Is AI SOAP Note Software PHIPA Compliant?
Yes — AI tools can be used to write SOAP notes while staying fully PHIPA compliant, but compliance depends entirely on how the software handles patient data. If the tool stores data on Canadian servers, avoids retaining session audio, and gives you audit controls, you are covered. Here is exactly what the law requires and how Praxis meets those obligations.
What does PHIPA say about AI and patient data?
The Ontario Personal Health Information Protection Act (PHIPA) governs how health information custodians — including physiotherapists and clinics — collect, use, and disclose personal health information (PHI). Similar provincial legislation applies across Canada, so the core obligations are broadly consistent whether you practise in Ontario, British Columbia, or Alberta.
Four PHIPA principles matter most when evaluating any AI documentation tool. First, data residency: patient data must remain within Canada. Transferring PHI to servers outside the country — even to the United States — without explicit patient consent and appropriate safeguards is a breach. Second, consent and purpose limitation: data collected to generate a clinical note cannot be repurposed, for example to train a commercial AI model, without patient consent. Third, access controls: custodians must ensure that only authorised individuals can view PHI, with mechanisms to enforce and audit that access. Fourth, retention and deletion: PHI should not be kept longer than clinically or legally required, and custodians must be able to demonstrate a clear deletion policy.
AI note-writing tools sit squarely within these obligations because they process session transcripts or audio — both of which constitute PHI. Choosing a tool that was built for Canadian healthcare from the ground up is the most straightforward way to satisfy your custodian duties.
How Praxis stays PHIPA compliant
Praxis was designed specifically for Canadian physiotherapists, so PHIPA compliance is built into the architecture rather than bolted on. These are the specific measures in place:
- Patient data stored on Canadian servers only — no cross-border transfer.
- Session audio is processed to generate the note and is not retained afterwards.
- Notes are never used to train AI models — your patient data stays yours.
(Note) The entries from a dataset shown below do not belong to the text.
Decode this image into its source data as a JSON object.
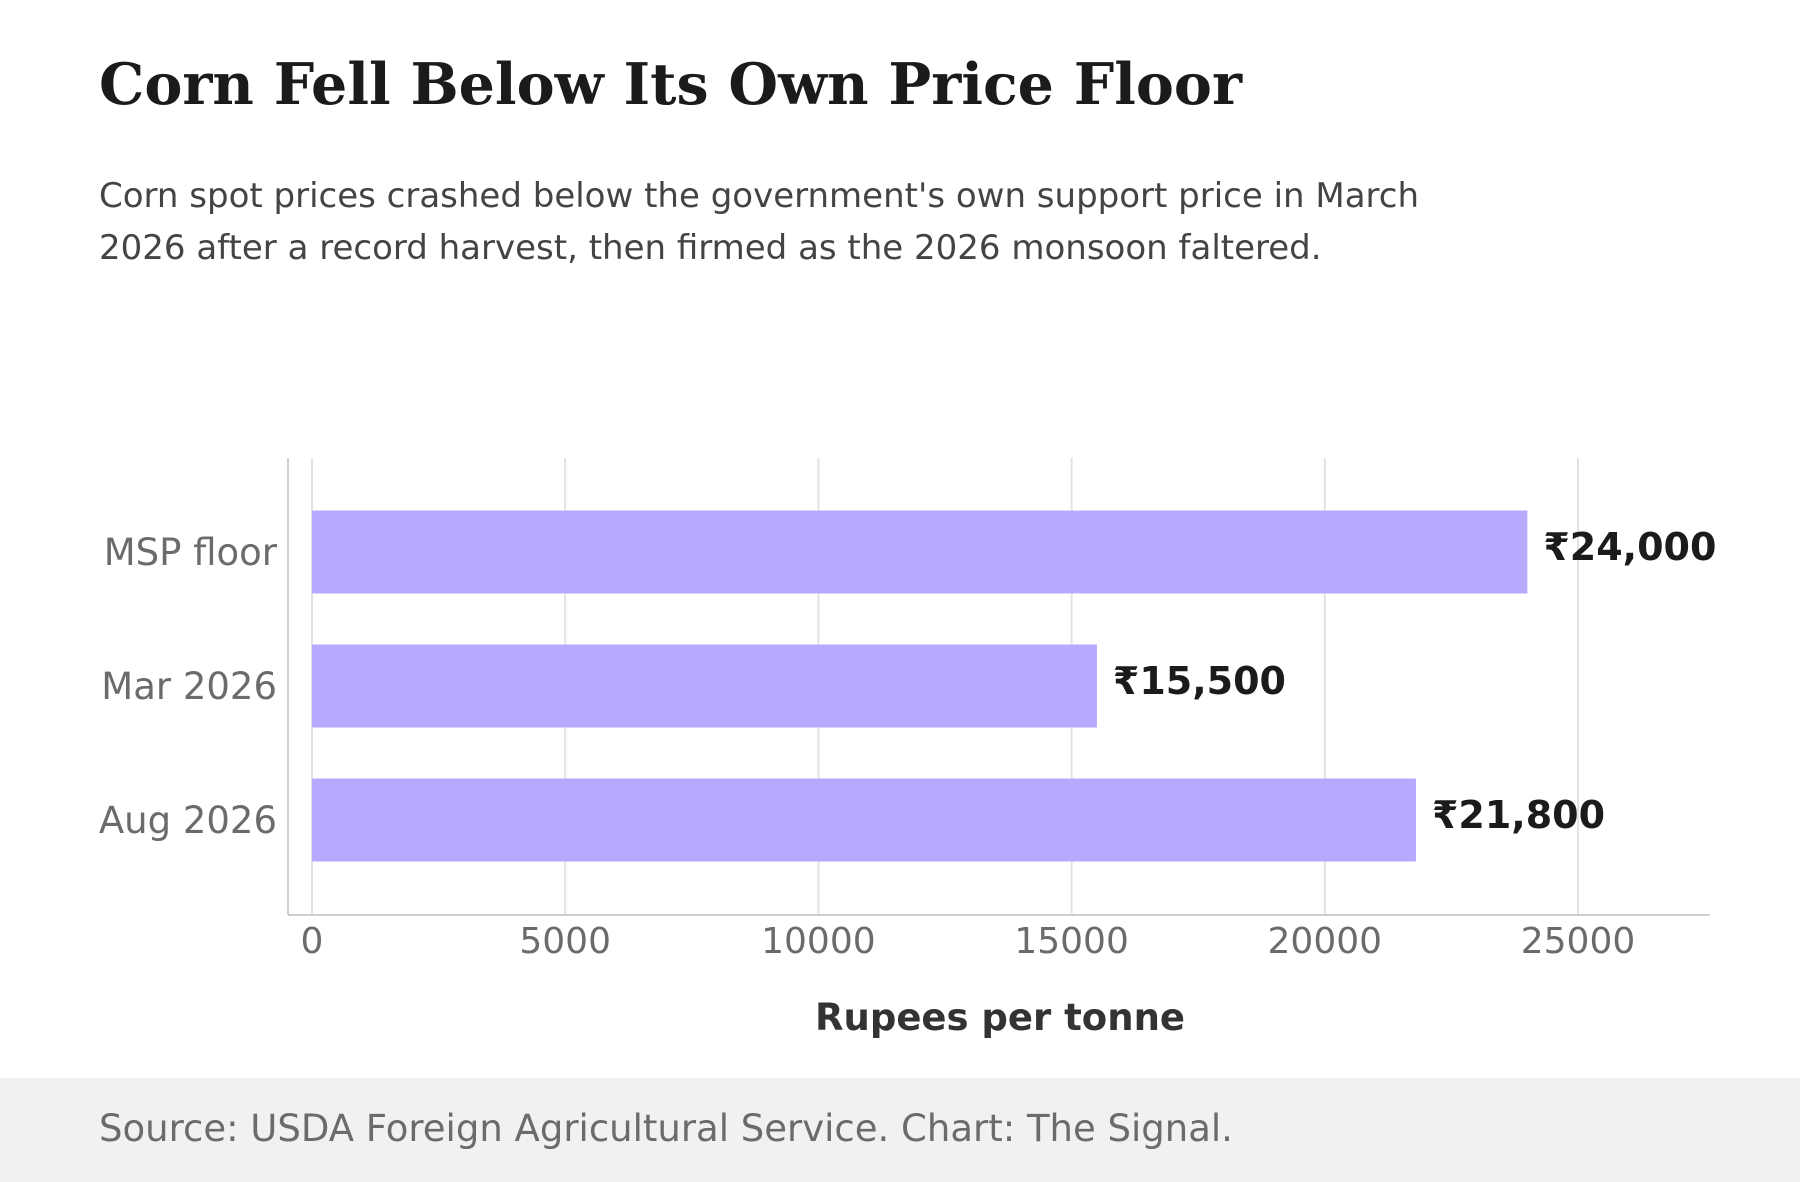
{
  "header": {
    "title": "Corn Fell Below Its Own Price Floor",
    "subtitle": "Corn spot prices crashed below the government's own support price in March 2026 after a record harvest, then firmed as the 2026 monsoon faltered."
  },
  "chart_data": {
    "type": "bar",
    "orientation": "horizontal",
    "categories": [
      "MSP floor",
      "Mar 2026",
      "Aug 2026"
    ],
    "values": [
      24000,
      15500,
      21800
    ],
    "value_labels": [
      "₹24,000",
      "₹15,500",
      "₹21,800"
    ],
    "xlabel": "Rupees per tonne",
    "ylabel": "",
    "xlim": [
      0,
      27500
    ],
    "x_ticks": [
      0,
      5000,
      10000,
      15000,
      20000,
      25000
    ],
    "grid": "vertical",
    "bar_color": "#b7a9fd"
  },
  "footer": {
    "source": "Source: USDA Foreign Agricultural Service. Chart: The Signal."
  }
}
- Role-based access controls limit who can view or edit records.
- Audit logs capture every data access event for accountability.
- No PHI appears in system logs — identifiers are stripped before logging.
- Encryption at rest and in transit using TLS 1.2 or higher.
Together, these controls satisfy the data residency, purpose limitation, access control, and retention obligations that PHIPA and the analogous federal PIPEDA framework require. When you use Praxis, you can document with confidence that your compliance posture is intact.
What to look for in any AI SOAP note tool
Not every AI documentation product on the market was built with Canadian privacy law in mind. Before adopting any tool, evaluate it against these five criteria:
- Canada data residency — Data must not leave Canadian servers. Ask the vendor explicitly where compute and storage happen — "global infrastructure" almost always means US or EU data centres.
- No training on patient data — Your session audio and transcripts should never be used to improve the vendor's model. Look for a clear contractual commitment, not just a privacy-policy footnote.
- Encryption at rest and in transit — All PHI should be encrypted in the database and over the wire. TLS 1.2 minimum; TLS 1.3 preferred.
- Audit trail and access logs — You need to be able to answer "who accessed this record and when?" if a complaint or breach occurs. Audit logs are non-negotiable under PHIPA.
- Clear data retention and deletion policy — The vendor should document exactly how long data is retained and provide a mechanism for you to request deletion when a patient exercises their rights.